For years, hospital leaders have been leaving their offices and hitting the hallways to try to improve patient safety. But despite the prevalence of executive rounding programs, consensus on best practices is hard to come by and studies on their effectiveness are scarce.
Researchers are trying to fill those gaps, and they’ve already identified a few keys to success, including making sure all members of the C-suite participate.
Especially critical is closing the feedback loop so clinicians who raise safety concerns are kept informed of how the hospital is addressing those issues. A recent study of executive rounding programs in 44 neonatal intensive care units found that higher levels of feedback by hospital leaders were associated with stronger safety and teamwork environments, better staff perceptions of safety in their hospitals, and lower burnout among clinicians, according to the analysis, published in the May issue of the British Medical Journal of Quality & Safety.
“Anything that you do that is a one-way street is going to be less effective,” says Jochen Profit, M.D., a lead author of the study and assistant professor of pediatrics at Stanford University’s Lucille Packard Children’s Hospital. “When front-line providers share their experiences with executives, that already requires a fair amount of trust. And then if they feel that whatever they voice goes into a giant void, even though people are working on making things better, it doesn’t provide them with the satisfaction they might derive if they actually get specific feedback about the points they raised.”
The Joint Commission has worked to try to perfect the art of executive rounding through its hospital engagement network.
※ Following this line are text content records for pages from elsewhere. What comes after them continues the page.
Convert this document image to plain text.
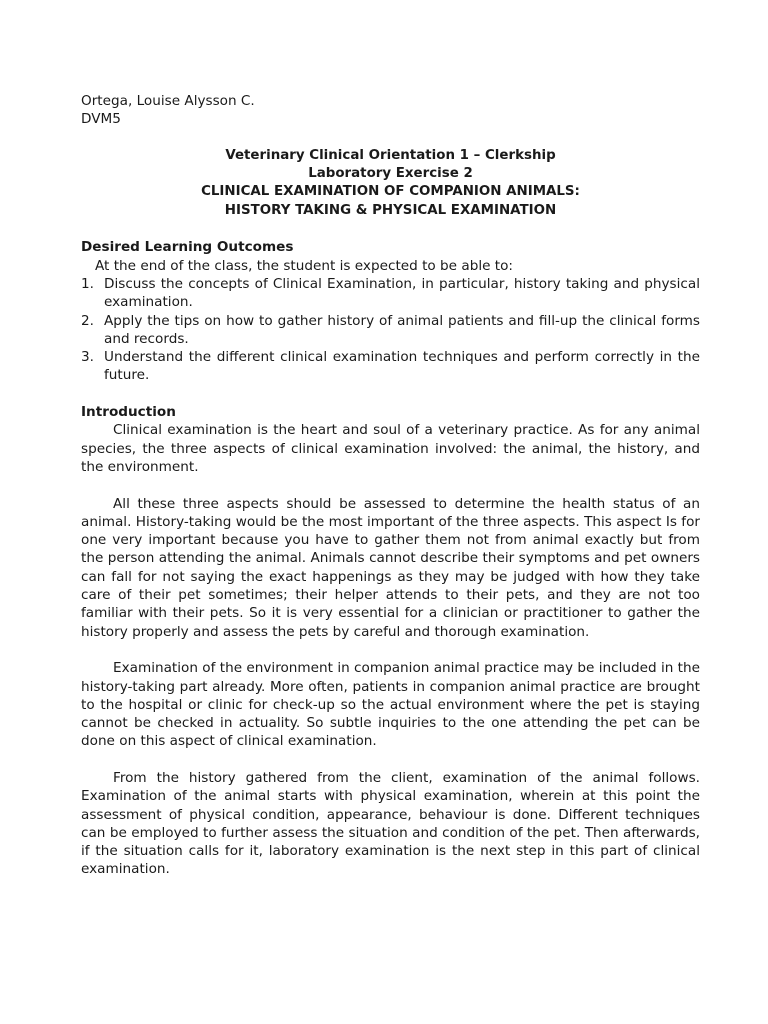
Ortega, Louise Alysson C.
DVM5
Veterinary Clinical Orientation 1 – Clerkship
Laboratory Exercise 2
CLINICAL EXAMINATION OF COMPANION ANIMALS:
HISTORY TAKING & PHYSICAL EXAMINATION
Desired Learning Outcomes
At the end of the class, the student is expected to be able to:
Discuss the concepts of Clinical Examination, in particular, history taking and physical examination.
Apply the tips on how to gather history of animal patients and fill-up the clinical forms and records.
Understand the different clinical examination techniques and perform correctly in the future.
Introduction

Clinical examination is the heart and soul of a veterinary practice. As for any animal species, the three aspects of clinical examination involved: the animal, the history, and the environment.

All these three aspects should be assessed to determine the health status of an animal. History-taking would be the most important of the three aspects. This aspect Is for one very important because you have to gather them not from animal exactly but from the person attending the animal. Animals cannot describe their symptoms and pet owners can fall for not saying the exact happenings as they may be judged with how they take care of their pet sometimes; their helper attends to their pets, and they are not too familiar with their pets. So it is very essential for a clinician or practitioner to gather the history properly and assess the pets by careful and thorough examination.

Examination of the environment in companion animal practice may be included in the history-taking part already. More often, patients in companion animal practice are brought to the hospital or clinic for check-up so the actual environment where the pet is staying cannot be checked in actuality. So subtle inquiries to the one attending the pet can be done on this aspect of clinical examination.

From the history gathered from the client, examination of the animal follows. Examination of the animal starts with physical examination, wherein at this point the assessment of physical condition, appearance, behaviour is done. Different techniques can be employed to further assess the situation and condition of the pet. Then afterwards, if the situation calls for it, laboratory examination is the next step in this part of clinical examination.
It’s found that, in addition to providing feedback, celebrating savings and improvement in quality of care, rather than solely focusing on the negatives, is important to any rounding effort, says Deborah Nadzam, R.N., project director of the Joint Commission Resources Partnership for Patients HEN.
Consistency also is critical. All members of the C-suite should participate in the program, she says, and rounds should take place at least once a week for a minimum of one year.
“It has to be continuous and not let up because when you tell the staff the purpose and it breaks down, that doesn’t foster trust,” Nadzam says. “And, it’s trust that is eventually going to make staff feel comfortable opening up about what they think is unsafe.”
Harrisburg (Ill.) Medical Center, one of the Joint Commission HEN participants, uses two different types of executive rounds. The first is patient-focused, with one of the four C-suite leaders taking a week each month to visit newly admitted patients to ask them about the quality of their care.
In the other approach, hospital leaders gather each day to visit staff at several project management white boards, like those used through Lean methods, scattered throughout the hospital. Already, in about eight months of their use, the boards have helped Harrisburg to eliminate about $1 million worth of waste, says President and CEO Rodney Smith.
The efforts have produced results because they’re front-line-driven, and continuous. “It’s about constant improvement because you never get to the end. It’s a journey; you just get better and better and better, hopefully,” Smith says. “I don’t think you should just go through the motions and do it because it’s something on your checklist to get done for the day. This is valuable time spent — more valuable than any conference you would ever attend.”